Learning Deep Generative Models of Graphs
Yujia Li, Oriol Vinyals, Chris Dyer, Razvan Pascanu, Peter Battaglia
TL;DR
This paper introduces a general, deep generative model for graphs that operates in a sequential manner using graph nets to maintain structure-aware representations. It defines three decision modules to incrementally build graphs by adding nodes, adding edges, and connecting to existing nodes, with isomorphism-invariant propagation enabling context-aware probabilities. The approach is evaluated on synthetic graph generation, molecule generation, and conditional graph generation, outperforming Erdős–Rényi and LSTM baselines in many settings and showing strong capabilities with conditioning and in handling graph symmetries. The work highlights practical challenges around ordering, long generation sequences, and scalability, and outlines promising directions such as learning orderings, coarse-to-fine generation, and reinforcement-learning–based objective optimization.
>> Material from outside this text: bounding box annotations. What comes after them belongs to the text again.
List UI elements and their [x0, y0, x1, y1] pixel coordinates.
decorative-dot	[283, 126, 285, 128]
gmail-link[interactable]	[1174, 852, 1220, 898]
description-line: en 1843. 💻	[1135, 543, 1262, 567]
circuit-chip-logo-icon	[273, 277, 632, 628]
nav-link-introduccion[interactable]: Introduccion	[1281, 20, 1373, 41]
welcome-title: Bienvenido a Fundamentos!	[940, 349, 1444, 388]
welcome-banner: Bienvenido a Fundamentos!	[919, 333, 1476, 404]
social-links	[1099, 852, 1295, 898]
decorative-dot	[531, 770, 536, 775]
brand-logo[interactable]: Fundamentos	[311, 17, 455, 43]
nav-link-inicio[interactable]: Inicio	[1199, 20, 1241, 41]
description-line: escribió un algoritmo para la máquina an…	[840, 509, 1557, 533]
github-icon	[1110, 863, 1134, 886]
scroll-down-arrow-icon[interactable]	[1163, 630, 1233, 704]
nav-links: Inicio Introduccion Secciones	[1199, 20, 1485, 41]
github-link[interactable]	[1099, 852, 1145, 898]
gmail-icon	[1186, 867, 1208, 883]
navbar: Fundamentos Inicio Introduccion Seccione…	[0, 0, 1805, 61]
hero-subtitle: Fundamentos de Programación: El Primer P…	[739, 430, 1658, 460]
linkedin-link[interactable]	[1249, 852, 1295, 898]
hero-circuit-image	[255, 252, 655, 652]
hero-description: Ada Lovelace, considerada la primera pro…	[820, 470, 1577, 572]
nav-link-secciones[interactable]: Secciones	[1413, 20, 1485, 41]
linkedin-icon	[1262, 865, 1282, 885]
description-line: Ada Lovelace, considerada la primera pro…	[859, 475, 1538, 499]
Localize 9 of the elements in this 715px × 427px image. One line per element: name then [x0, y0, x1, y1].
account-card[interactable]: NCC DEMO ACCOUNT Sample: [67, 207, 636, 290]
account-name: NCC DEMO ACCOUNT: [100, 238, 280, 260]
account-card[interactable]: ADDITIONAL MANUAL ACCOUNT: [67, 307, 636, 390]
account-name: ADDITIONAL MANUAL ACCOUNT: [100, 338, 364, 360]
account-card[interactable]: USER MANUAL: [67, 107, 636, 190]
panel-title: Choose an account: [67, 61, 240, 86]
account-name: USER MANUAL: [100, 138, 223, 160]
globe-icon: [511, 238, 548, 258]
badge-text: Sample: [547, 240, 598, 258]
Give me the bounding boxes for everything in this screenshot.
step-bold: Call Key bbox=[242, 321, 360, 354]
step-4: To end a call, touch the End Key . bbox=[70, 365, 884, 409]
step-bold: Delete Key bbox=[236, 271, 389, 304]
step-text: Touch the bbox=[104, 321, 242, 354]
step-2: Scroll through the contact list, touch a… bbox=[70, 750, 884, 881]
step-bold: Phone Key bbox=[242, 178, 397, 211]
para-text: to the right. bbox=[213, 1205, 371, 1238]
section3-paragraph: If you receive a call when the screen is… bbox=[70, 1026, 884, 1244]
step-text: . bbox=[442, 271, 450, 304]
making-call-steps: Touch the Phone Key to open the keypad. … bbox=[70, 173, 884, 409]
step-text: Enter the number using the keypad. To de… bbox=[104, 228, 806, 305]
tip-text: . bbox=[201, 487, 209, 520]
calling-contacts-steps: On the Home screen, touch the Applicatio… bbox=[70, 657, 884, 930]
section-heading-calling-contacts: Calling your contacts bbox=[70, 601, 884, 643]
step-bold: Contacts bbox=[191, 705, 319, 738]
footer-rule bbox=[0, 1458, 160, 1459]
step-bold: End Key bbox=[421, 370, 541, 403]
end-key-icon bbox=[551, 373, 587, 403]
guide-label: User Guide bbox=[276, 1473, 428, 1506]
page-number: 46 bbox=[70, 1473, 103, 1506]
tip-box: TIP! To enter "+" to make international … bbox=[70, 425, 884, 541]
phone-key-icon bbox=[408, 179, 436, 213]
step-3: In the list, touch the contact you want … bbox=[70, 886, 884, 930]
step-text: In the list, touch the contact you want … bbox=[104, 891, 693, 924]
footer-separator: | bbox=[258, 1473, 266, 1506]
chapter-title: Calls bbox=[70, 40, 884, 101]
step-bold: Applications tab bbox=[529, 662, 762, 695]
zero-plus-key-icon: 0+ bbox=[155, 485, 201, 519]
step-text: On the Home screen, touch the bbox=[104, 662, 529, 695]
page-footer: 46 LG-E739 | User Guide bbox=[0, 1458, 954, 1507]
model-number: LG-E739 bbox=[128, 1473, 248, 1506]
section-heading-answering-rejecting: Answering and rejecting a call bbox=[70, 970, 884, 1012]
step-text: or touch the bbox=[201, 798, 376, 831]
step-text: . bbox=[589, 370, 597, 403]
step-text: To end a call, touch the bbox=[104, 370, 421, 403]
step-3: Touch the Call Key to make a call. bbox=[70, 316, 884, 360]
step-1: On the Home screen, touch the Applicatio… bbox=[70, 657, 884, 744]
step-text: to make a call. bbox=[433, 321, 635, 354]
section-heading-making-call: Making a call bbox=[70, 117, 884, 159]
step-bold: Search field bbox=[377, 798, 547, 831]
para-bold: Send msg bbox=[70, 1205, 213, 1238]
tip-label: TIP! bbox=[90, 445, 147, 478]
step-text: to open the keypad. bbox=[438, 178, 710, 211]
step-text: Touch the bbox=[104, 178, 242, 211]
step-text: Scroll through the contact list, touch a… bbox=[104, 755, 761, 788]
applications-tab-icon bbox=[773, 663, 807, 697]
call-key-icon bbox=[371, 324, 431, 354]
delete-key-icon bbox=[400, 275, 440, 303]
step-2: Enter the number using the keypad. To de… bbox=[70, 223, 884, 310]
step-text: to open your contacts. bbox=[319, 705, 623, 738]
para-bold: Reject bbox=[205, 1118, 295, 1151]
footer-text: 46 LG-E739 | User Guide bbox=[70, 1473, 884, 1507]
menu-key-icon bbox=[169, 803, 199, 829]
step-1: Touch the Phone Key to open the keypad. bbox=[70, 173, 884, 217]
Overall, it demonstrates that graph nets can enable flexible, expressive generative modeling over arbitrary graphs, with significant implications for domains like chemistry and natural language processing.
Abstract
Graphs are fundamental data structures which concisely capture the relational structure in many important real-world domains, such as knowledge graphs, physical and social interactions, language, and chemistry. Here we introduce a powerful new approach for learning generative models over graphs, which can capture both their structure and attributes. Our approach uses graph neural networks to express probabilistic dependencies among a graph's nodes and edges, and can, in principle, learn distributions over any arbitrary graph. In a series of experiments our results show that once trained, our models can generate good quality samples of both synthetic graphs as well as real molecular graphs, both unconditionally and conditioned on data. Compared to baselines that do not use graph-structured representations, our models often perform far better. We also explore key challenges of learning generative models of graphs, such as how to handle symmetries and ordering of elements during the graph generation process, and offer possible solutions. Our work is the first and most general approach for learning generative models over arbitrary graphs, and opens new directions for moving away from restrictions of vector- and sequence-like knowledge representations, toward more expressive and flexible relational data structures.